Возле кустика барбариса вьется небольшой рой крошечных насекомых. Я вглядываюсь в него. Это какие-то муравьи. Надо их изловить. Но едва вытаскиваю из полевой сумки сачок, как дружная компания пилотов, все до единого уносятся в гору.
Мне очень надо узнать, у какого вида начался брачный полет крылатых самок и самцов, поэтому я огорчен неудачей. Кроме того, необходимы крылатые муравьи для коллекции. Но я тешу себя надеждой, что мои незнакомцы неспроста помчались из ущелья кверху. Где-нибудь на моем пути они должны встретиться вместе большим роем.
Подъем в гору утомителен. Надо пощадить сердце, заставить себя идти медленно, лучше почаще останавливаться, приглядываться к окружающему, искать интересное.

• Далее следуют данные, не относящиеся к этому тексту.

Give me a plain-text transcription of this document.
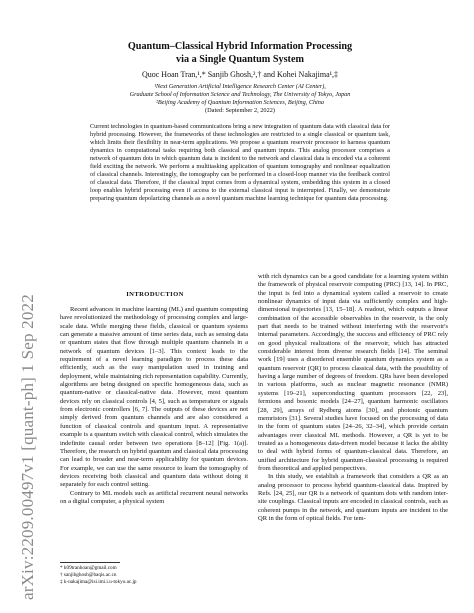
arXiv:2209.00497v1 [quant-ph] 1 Sep 2022
Quantum–Classical Hybrid Information Processing
via a Single Quantum System
Quoc Hoan Tran,¹,* Sanjib Ghosh,²,† and Kohei Nakajima¹,‡
¹Next Generation Artificial Intelligence Research Center (AI Center),
Graduate School of Information Science and Technology, The University of Tokyo, Japan
²Beijing Academy of Quantum Information Sciences, Beijing, China
(Dated: September 2, 2022)
Current technologies in quantum-based communications bring a new integration of quantum data with classical data for hybrid processing. However, the frameworks of these technologies are restricted to a single classical or quantum task, which limits their flexibility in near-term applications. We propose a quantum reservoir processor to harness quantum dynamics in computational tasks requiring both classical and quantum inputs. This analog processor comprises a network of quantum dots in which quantum data is incident to the network and classical data is encoded via a coherent field exciting the network. We perform a multitasking application of quantum tomography and nonlinear equalization of classical channels. Interestingly, the tomography can be performed in a closed-loop manner via the feedback control of classical data. Therefore, if the classical input comes from a dynamical system, embedding this system in a closed loop enables hybrid processing even if access to the external classical input is interrupted. Finally, we demonstrate preparing quantum depolarizing channels as a novel quantum machine learning technique for quantum data processing.
INTRODUCTION

Recent advances in machine learning (ML) and quantum computing have revolutionized the methodology of processing complex and large-scale data. While merging these fields, classical or quantum systems can generate a massive amount of time series data, such as sensing data or quantum states that flow through multiple quantum channels in a network of quantum devices [1–3]. This context leads to the requirement of a novel learning paradigm to process these data efficiently, such as the easy manipulation used in training and deployment, while maintaining rich representation capability. Currently, algorithms are being designed on specific homogeneous data, such as quantum-native or classical-native data. However, most quantum devices rely on classical controls [4, 5], such as temperature or signals from electronic controllers [6, 7]. The outputs of these devices are not simply derived from quantum channels and are also considered a function of classical controls and quantum input. A representative example is a quantum switch with classical control, which simulates the indefinite causal order between two operations [8–12] [Fig. 1(a)]. Therefore, the research on hybrid quantum and classical data processing can lead to broader and near-term applicability for quantum devices. For example, we can use the same resource to learn the tomography of devices receiving both classical and quantum data without doing it separately for each control setting.

Contrary to ML models such as artificial recurrent neural networks on a digital computer, a physical system

with rich dynamics can be a good candidate for a learning system within the framework of physical reservoir computing (PRC) [13, 14]. In PRC, the input is fed into a dynamical system called a reservoir to create nonlinear dynamics of input data via sufficiently complex and high-dimensional trajectories [13, 15–18]. A readout, which outputs a linear combination of the accessible observables in the reservoir, is the only part that needs to be trained without interfering with the reservoir's internal parameters. Accordingly, the success and efficiency of PRC rely on good physical realizations of the reservoir, which has attracted considerable interest from diverse research fields [14]. The seminal work [19] uses a disordered ensemble quantum dynamics system as a quantum reservoir (QR) to process classical data, with the possibility of having a large number of degrees of freedom. QRs have been developed in various platforms, such as nuclear magnetic resonance (NMR) systems [19–21], superconducting quantum processors [22, 23], fermions and bosonic models [24–27], quantum harmonic oscillators [28, 29], arrays of Rydberg atoms [30], and photonic quantum memristors [31]. Several studies have focused on the processing of data in the form of quantum states [24–26, 32–34], which provide certain advantages over classical ML methods. However, a QR is yet to be treated as a homogeneous data-driven model because it lacks the ability to deal with hybrid forms of quantum-classical data. Therefore, an unified architecture for hybrid quantum-classical processing is required from theoretical and applied perspectives.

In this study, we establish a framework that considers a QR as an analog processor to process hybrid quantum-classical data. Inspired by Refs. [24, 25], our QR is a network of quantum dots with random inter-site couplings. Classical inputs are encoded in classical controls, such as coherent pumps in the network, and quantum inputs are incident to the QR in the form of optical fields. For tem-

* k09tranhoan@gmail.com
† sanjibghosh@baqis.ac.cn
‡ k-nakajima@isi.imi.i.u-tokyo.ac.jp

Кустики остались далеко внизу, теперь всюду одна лишь низкая травка типчак, да кое-где ковыль и ежа. Я устал и с удовольствием устроился в тени одиночной таволги. Но отдыхать не пришлось. Опять увидал над вершиной одиночного кустика жимолости рой серебристокрылых муравьев-крошек. Но над ним был еще кто-то другой, покрупнее. К крупным подлетают маленькие, стукают их, крутятся возле них. Но почему не образуются пары и не опускаются на землю? Интересно и разделение: крупные самки летают выше, маленькие самцы - ниже. Получается что-то вроде двухэтажного роя. Такого раньше никогда не приходилось встречать.
Поспешно вооружаюсь сачком и несколько раз взмахиваю им по скоплению насекомых. Предвкушая интересную находку, усаживаюсь поудобнее на землю и вытаскиваю лупу. В сачке копошится множество малышек самцов муравьев-лептатораксов. А самки? Где же самки? Вместо них я вижу совсем необычных красноглазых с загнутым кверху брюшком самцов мушек. Не ожидал я такого забавного сочетания! К одинокому кустику жимолости на степном солнечном склоне ущелья слетелось два мужских роя муравьев и мушек, закрутились вместе. Муравьи расположились ниже, мушки выше. Не беда, что муравьи самцы иногда, обманываясь, набрасывались на мушек, принимая их за своих невест. Оба роя друг другу не помеха!
Пока я отдыхал под кустиком, солнце поднялось выше над горами, тень от кустика укоротилась, двухэтажный рой немного опустился к земле, скрываясь от жарких лучей. Так я их и оставил вместе в веселой брачной пляске.